Il morire diventa rivelazione. Don Simone ha svolto bene il suo ministero, è stato circondato da stima e apprezzamento da tutti coloro che l’hanno incontrato: a Masate, all’Università, in seminario, nelle esperienze della vita, nelle comunità dove ha svolto il suo ministero, particolarmente in questa comunità pastorale di Biassono, Macherio, Sovico. Ma adesso il suo morire dà una risonanza più ampia: anche coloro che non l’hanno incontrato ora, proprio per il suo morire, il suo morire così, ne sentono parlare, forse sono raggiunti da una parola, dal racconto di un amico, da una commozione incomprensibile.

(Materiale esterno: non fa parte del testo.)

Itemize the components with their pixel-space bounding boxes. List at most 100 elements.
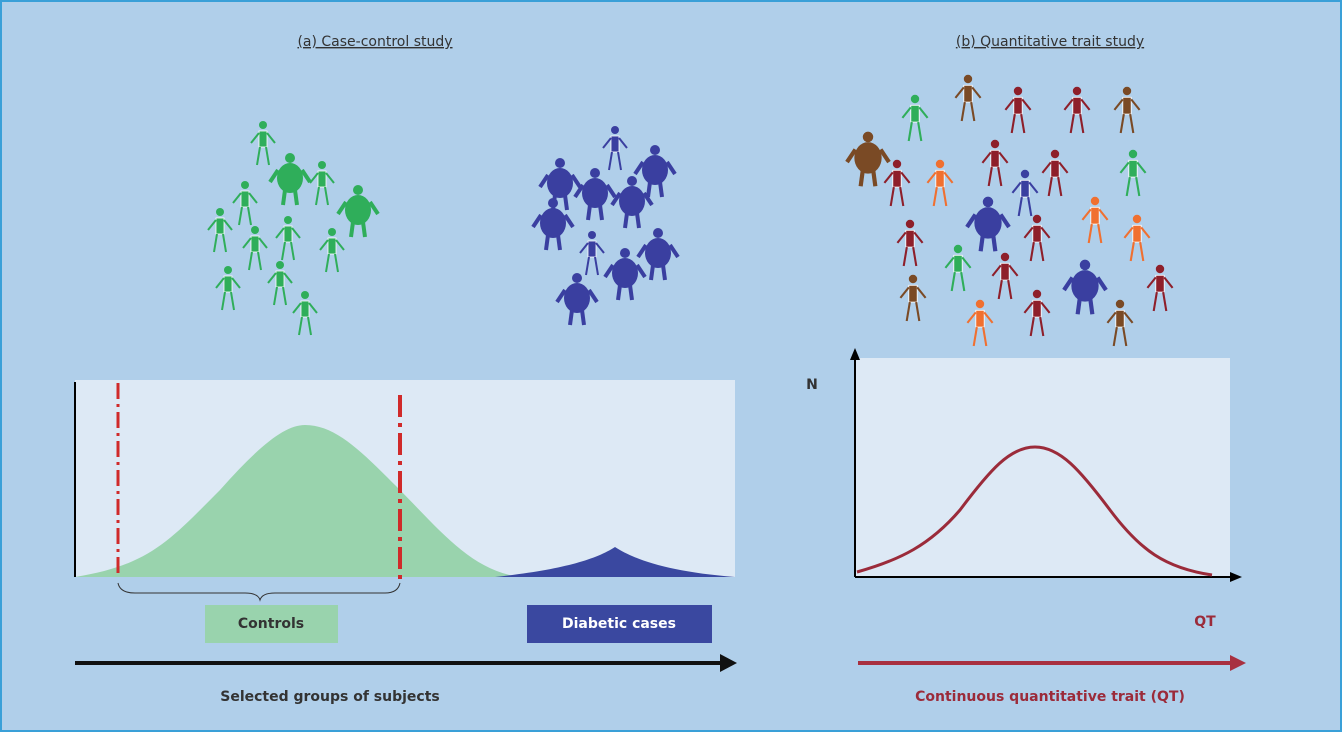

Così don Simone, proprio per il suo morire, può forse far giungere un invito, un messaggio di speranza anche a chi non lo ha mai incontrato o gli è passato vicino con indifferenza. Il velo si squarcia e la luce si fa più intensa.
Nessuno dica che Dio ha voluto la morte di don Simone, perché Dio maledice la morte e non c’entra nulla con la morte e colui che della morte ha il potere. Tutti, però, lasciamoci scuotere dal grido estremo del Figlio, il Verbo fatto carne, Colui che dona lo Spirito di vita. Il grido estremo è l’ultima rivelazione dell’onnipotenza di Dio: morte, io ti maledico.
Morte, io ti anniento! Ti dichiaro sconfitta e mostro la tua sconfitta nel seminare nel morire la nuova definitiva rivelazione.
… per ridurre all’impotenza mediante la morte colui che della morte ha il potere, cioè il diavolo e liberare così quelli che per timore della morte erano soggetti a schiavitù per tutta la vita (Eb 2,14s).

3 Commenti

  1. luigi egidio ha detto:

    Caro Delpini non hai capito nulla della morte di Gesù. Il Crocifisso ha sperimentato il dileggio dei nemici, la fuga degli amici e l’abbandono di Dio. “Mio Dio, mio Dio perchè mi hai abbandonato …” L’esperienza del fallimento. Il suo regno non è venuto, la sua causa non si è realizzata e il silenzio di Dio. Come è stato possibile da questa esperienza aver avuto dei seguaci? La nuova esperienza nell’incontro con il Risorto, il dono dello Spirito. Don Giorgio ci invita attraverso la metanoiete a passare attraverso la morte “carnale” per rinascere a nuova vita “spirituale”. La morte può essere vista come il preludio di Bach che accompagna l’Ave Maria di Gounod.

  2. MaM ha detto:

    Mi impressiona quell’uso dell'”io” che si sente e si legge molto spesso nelle omelie del vescovo di Milano.
    Quell'”io” che è la propria volontà, la prima che dobbiamo abbandonare, dalla quale dobbiamo distaccarci, quella stessa volontà che Cristo ci insegna a lasciare, perché dev’essere fatta la volontà del Padre.

  3. simone ha detto:

    Conoscevo bene don Simone facendo parte della comunità che lo ha avuto come vicario. Nel suo oratorio, da quando è arrivato, si sono susseguite una serie ancora in corso di vocazioni. Negli ultimi 4 anni hanno sempre avuto una prima Messa. Hanno un diacono e altri 2 seminaristi in un paese non enorme. Dati incredibili per la media dei paesi della nostra diocesi. Sarà un caso. Non voglio cadere nell’elogio ma posso dire che era un bravo sacerdote.
    Le comunità sono distrutte (preti compresi). Ci si aspettavano parole di speranza; parole illuminate dal vescovo.
    Le persone sono smarrite e abbandonate.
    In ragione della mia fede avrei detto parole opposte a quelle del vescovo. Non riesco ad aggiungere altro.